Zusammenfassung (Englisch)

Prunus sp. is one of the most important European fruit species, thus rendering genetic studies particularly interesting. Prunus species with a very small nuclear genome have a basic chromosome number of 8 and range from diploid (2n = 2x = 16) to hexaploid (2n = 6x = 48). In an attempt to provide scientific data answering the concerns about transgenic crops, the first step involves to characterize transgenic plants in detail at the genetic and molecular level. By karyotyping, both in PIS (P. incisa x serrula (GM 9) InmilR) and PAR (Prunus subhirtella autumnalis rosa), only chromosome number 1 could be clearly identified by its size. Therefore a FISH approach was chosen to determine the number and the physical position of rDNA in PIS and PAR. To optimize the probe quality three different labelling methods were used. In this study the labelling of pTA71, containing the 45S rDNA, by nick translation was only successful if the plasmid was linearized. Although PCR labelling method showed a great improvement for probe labelling, it was limited by the size of the produced probe. A karyotype according to the size of the chromosomes was established.

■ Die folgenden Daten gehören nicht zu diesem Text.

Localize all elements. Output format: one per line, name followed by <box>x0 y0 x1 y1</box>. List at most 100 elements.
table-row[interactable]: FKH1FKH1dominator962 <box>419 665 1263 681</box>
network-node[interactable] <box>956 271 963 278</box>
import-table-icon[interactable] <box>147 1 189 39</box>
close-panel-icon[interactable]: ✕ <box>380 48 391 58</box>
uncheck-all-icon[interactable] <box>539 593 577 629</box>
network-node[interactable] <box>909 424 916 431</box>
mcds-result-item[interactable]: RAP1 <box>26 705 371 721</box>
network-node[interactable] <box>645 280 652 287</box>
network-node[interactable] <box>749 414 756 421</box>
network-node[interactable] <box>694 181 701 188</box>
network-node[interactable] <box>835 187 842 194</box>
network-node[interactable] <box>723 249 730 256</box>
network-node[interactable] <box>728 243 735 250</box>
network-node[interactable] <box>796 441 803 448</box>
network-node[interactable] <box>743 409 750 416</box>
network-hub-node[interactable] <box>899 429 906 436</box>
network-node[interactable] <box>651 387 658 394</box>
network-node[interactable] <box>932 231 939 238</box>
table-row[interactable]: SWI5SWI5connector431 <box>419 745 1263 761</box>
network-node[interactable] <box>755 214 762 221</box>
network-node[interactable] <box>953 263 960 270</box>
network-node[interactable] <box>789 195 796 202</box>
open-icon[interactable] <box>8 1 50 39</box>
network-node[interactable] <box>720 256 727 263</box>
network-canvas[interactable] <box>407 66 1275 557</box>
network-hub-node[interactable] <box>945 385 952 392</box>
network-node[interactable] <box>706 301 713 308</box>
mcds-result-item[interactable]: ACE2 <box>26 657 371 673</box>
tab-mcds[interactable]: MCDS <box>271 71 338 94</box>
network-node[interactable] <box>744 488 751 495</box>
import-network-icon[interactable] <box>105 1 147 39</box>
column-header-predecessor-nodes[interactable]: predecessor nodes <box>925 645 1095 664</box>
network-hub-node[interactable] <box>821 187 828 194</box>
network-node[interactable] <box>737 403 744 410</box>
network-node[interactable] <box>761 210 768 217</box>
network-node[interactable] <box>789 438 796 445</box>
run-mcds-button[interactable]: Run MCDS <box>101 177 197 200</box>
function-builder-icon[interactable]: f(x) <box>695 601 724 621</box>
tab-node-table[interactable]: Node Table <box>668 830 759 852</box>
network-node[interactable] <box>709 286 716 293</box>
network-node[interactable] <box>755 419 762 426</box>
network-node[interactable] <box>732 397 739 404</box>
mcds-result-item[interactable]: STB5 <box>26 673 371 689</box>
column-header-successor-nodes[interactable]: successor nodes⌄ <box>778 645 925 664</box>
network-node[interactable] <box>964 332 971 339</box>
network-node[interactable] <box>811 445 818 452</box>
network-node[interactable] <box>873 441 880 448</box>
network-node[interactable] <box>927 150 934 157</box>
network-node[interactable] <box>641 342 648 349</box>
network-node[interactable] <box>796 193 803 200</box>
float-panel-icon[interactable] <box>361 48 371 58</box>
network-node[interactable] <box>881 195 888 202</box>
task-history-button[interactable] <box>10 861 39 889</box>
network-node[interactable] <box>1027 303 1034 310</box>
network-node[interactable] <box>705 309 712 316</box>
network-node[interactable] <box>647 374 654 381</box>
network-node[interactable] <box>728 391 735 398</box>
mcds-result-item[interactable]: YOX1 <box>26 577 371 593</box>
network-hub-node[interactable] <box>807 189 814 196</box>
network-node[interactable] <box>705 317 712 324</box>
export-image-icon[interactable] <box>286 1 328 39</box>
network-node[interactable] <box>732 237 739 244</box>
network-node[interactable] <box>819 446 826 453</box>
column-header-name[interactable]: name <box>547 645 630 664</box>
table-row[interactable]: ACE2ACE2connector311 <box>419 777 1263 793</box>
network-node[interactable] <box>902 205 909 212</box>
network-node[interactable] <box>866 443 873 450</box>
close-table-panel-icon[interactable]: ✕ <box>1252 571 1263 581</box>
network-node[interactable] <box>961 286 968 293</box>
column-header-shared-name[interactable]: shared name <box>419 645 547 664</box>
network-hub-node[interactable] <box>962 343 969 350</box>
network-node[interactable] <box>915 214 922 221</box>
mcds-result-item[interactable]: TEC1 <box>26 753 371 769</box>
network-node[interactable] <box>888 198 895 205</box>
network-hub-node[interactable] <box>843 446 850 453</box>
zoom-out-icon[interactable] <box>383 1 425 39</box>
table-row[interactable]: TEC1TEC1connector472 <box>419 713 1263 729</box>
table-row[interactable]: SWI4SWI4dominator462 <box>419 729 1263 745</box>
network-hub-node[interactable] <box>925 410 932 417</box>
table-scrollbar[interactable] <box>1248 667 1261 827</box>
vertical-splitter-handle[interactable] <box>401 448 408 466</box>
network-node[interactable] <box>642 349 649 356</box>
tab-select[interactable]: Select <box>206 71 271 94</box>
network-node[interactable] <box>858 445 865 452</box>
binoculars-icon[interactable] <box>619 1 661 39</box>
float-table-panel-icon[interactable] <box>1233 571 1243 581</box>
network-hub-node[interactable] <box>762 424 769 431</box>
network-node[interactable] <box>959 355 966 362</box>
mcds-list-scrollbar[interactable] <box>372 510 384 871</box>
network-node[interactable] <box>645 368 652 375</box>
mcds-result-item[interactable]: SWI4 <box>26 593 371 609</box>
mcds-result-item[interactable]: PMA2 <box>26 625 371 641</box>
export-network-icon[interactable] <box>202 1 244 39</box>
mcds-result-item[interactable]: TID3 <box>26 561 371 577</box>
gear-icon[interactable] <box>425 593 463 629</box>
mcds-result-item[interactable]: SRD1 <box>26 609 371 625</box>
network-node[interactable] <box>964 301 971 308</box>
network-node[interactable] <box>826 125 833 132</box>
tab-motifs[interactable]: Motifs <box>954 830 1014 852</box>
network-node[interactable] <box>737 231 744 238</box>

The simultaneous double colour hybridization with the 5S rDNA and the 45S rDNA of the PIS chromosomes allowed the identification of four chromosomes of the tetraploid genome with 2n = 4x = 32 chromosomes, and of three chromosomes of the diploid (2n = 2x = 16) genome of PAR. For PAR 6 signals for 45S rDNA were detected on chromosomes number 2, 3 and 6. The signal on chromosome 6 is weaker than the other signals for 45S rDNA. The 5S rDNA was detected close to the strong 45S rDNA signals on chromosome number 2 and 3. For PIS 12 signals for 45S rDNA and 4 signals for 5S rDNA could be detected. The signals for 45S rDNA are on the terminal region of chromosomes number 2, 3 and 6. The signal for 5S rDNA is located on chromosome number 7. This study is the first report of using FISH to determine the number and the physical position of rDNA on chromosomes of PIS and PAR.